Even more independent are the books found in a
3. One-World-Many-Stories Series. These stories sometimes can stand alone, but are enriched and deepened by one’s knowledge of the other books in the series. I’d put the Narnia books in this category, as well as the Edward Eager books, the Earthsea books of Ursula K. LeGuin, just about everything Madeleine L’Engle ever wrote, and, more recently, books like Kristin Cashore’s Graceling (2008) and Fire (2009). Sometimes the follow-up book in such cases is called “a companion novel,” because sometimes it’s more of a “sidequel” than a sequel or prequel.
All right, then, let’s say you’re a writer. You write a book. You write it as well as you possibly can; you put your heart into it; you revise it forty-eight times. You write it as a “stand-alone” because you know that standing alone is probably its fate, and in any case you don’t want to frighten off publishers with too much optimism. But maybe, secretly, you have ideas about other things that could happen to these characters in the future.
And then it turns out, late in the game, that a sequel might be possible.
How do you do it?
Do you try to make the sequel a fully satisfying book in its own right? But how possible is that, really?
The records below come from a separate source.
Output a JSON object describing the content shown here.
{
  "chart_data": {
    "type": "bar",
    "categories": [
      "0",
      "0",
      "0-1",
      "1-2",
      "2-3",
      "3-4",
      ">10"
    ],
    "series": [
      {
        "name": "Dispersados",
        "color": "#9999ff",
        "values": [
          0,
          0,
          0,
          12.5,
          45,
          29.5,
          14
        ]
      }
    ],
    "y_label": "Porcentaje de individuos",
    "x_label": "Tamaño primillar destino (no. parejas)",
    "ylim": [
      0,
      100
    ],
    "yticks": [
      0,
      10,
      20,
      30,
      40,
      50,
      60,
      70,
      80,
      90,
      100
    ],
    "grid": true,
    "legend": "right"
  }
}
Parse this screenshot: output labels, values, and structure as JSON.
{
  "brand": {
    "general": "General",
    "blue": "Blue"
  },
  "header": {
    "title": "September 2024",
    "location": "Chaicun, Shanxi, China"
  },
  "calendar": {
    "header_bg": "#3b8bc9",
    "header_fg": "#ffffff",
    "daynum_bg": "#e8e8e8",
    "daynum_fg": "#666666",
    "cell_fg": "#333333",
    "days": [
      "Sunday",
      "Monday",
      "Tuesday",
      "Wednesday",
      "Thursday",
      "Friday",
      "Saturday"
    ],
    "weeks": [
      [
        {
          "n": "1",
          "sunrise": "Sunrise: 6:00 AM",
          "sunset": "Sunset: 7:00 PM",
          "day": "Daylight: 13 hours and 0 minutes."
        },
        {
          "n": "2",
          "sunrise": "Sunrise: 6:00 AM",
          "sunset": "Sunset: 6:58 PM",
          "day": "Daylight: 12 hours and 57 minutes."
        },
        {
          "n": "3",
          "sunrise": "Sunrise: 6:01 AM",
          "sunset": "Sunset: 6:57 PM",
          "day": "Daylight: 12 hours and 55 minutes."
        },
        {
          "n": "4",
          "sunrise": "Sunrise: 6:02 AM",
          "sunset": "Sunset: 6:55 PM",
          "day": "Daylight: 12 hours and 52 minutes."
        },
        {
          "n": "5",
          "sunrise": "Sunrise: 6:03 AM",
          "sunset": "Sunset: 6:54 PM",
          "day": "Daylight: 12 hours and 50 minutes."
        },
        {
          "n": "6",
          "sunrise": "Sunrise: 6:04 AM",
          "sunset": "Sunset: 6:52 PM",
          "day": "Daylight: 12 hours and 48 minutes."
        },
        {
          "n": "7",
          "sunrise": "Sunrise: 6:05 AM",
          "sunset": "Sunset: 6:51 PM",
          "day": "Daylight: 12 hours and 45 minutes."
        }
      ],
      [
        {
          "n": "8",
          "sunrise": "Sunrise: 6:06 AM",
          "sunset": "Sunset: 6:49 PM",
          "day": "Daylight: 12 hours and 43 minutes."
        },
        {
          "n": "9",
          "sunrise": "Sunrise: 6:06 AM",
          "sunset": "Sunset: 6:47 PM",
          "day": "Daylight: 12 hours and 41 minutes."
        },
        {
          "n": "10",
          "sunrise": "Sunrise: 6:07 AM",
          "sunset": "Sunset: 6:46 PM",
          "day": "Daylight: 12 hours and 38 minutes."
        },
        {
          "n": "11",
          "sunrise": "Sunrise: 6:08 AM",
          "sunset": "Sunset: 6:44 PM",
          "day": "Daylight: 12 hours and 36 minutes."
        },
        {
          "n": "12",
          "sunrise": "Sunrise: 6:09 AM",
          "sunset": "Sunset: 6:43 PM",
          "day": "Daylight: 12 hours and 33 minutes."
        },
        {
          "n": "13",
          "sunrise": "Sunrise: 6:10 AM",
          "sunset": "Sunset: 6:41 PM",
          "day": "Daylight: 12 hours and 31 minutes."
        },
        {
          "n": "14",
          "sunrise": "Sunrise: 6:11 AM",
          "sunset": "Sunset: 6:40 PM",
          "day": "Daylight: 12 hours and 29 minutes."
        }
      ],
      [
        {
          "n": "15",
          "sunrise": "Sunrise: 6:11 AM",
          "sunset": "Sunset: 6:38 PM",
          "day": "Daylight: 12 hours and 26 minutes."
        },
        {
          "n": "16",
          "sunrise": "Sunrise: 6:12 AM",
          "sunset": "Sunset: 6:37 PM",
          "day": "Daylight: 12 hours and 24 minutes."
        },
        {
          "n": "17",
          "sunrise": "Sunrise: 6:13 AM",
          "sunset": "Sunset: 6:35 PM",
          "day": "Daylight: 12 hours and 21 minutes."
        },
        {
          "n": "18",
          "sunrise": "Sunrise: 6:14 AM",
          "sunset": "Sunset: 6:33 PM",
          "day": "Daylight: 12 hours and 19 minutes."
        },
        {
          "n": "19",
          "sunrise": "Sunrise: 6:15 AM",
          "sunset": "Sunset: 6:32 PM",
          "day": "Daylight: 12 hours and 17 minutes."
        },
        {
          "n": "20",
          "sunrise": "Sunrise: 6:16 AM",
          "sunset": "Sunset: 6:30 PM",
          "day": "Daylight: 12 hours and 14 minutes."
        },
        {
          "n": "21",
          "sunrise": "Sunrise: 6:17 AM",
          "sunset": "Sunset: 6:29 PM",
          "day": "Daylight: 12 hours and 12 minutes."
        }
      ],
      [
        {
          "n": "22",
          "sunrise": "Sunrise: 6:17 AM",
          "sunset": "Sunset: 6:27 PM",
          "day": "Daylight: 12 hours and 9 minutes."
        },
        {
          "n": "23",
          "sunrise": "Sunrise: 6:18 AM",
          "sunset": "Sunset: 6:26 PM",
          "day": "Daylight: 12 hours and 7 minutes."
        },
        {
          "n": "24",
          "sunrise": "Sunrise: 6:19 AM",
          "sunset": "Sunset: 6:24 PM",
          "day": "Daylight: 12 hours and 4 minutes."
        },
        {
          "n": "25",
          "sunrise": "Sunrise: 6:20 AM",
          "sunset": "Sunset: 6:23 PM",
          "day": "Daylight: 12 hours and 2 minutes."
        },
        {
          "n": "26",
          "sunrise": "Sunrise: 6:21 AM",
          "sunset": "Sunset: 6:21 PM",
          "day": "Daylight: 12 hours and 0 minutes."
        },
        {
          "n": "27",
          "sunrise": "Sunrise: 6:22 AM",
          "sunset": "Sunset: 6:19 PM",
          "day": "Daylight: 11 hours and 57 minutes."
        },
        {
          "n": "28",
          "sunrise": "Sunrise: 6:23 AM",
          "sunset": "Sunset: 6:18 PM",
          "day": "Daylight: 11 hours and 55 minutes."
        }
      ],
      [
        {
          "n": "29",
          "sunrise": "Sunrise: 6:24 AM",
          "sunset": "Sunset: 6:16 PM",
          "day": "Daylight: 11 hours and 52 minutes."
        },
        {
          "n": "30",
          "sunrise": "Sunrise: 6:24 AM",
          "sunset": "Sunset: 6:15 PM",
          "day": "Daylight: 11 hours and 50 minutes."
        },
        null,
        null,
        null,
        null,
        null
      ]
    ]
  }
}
Do you acknowledge the events of book one in book two? Did you have the chance to plant some seeds for book two in book one, or do you have to go through that book one now with a magnifying glass, looking for little specks that might be seeds?
If you want to acknowledge the events of book one, how do you do that without, ahem, committing the dreadful crime of info-dumping? (Backstory never seems to come off as lightly as we might want, does it? “Matthew recalled that trouble with the unicorns last fall” - hmm, somehow not so great.)
How do you write chapter one of book two? No, let’s make that a real question instead of a hypothetical: Writers, how did you do it? How are you doing it? How do you hope to do it? Have you got any tips?
Readers, what do you think writers should keep in mind as they sweat their way through Ch. 1 of Bk. 2? Do you want a sequel to stand alone? Is a cliff-hanger a plus or a minus? And how much info, exactly, can be dumped in your lap before the book hits the wall?
Inkies of all stripes, let’s figure out the secret ingredients of a really great sequel! What are some of the most satisfying sequels or series books on your shelf? What kind of “sequel” do you, as reader or writer, prefer? What tricks do the best writers use to bring us back into their fictional world and get the new story moving? What really goes into producing a good Chapter One of Book Two?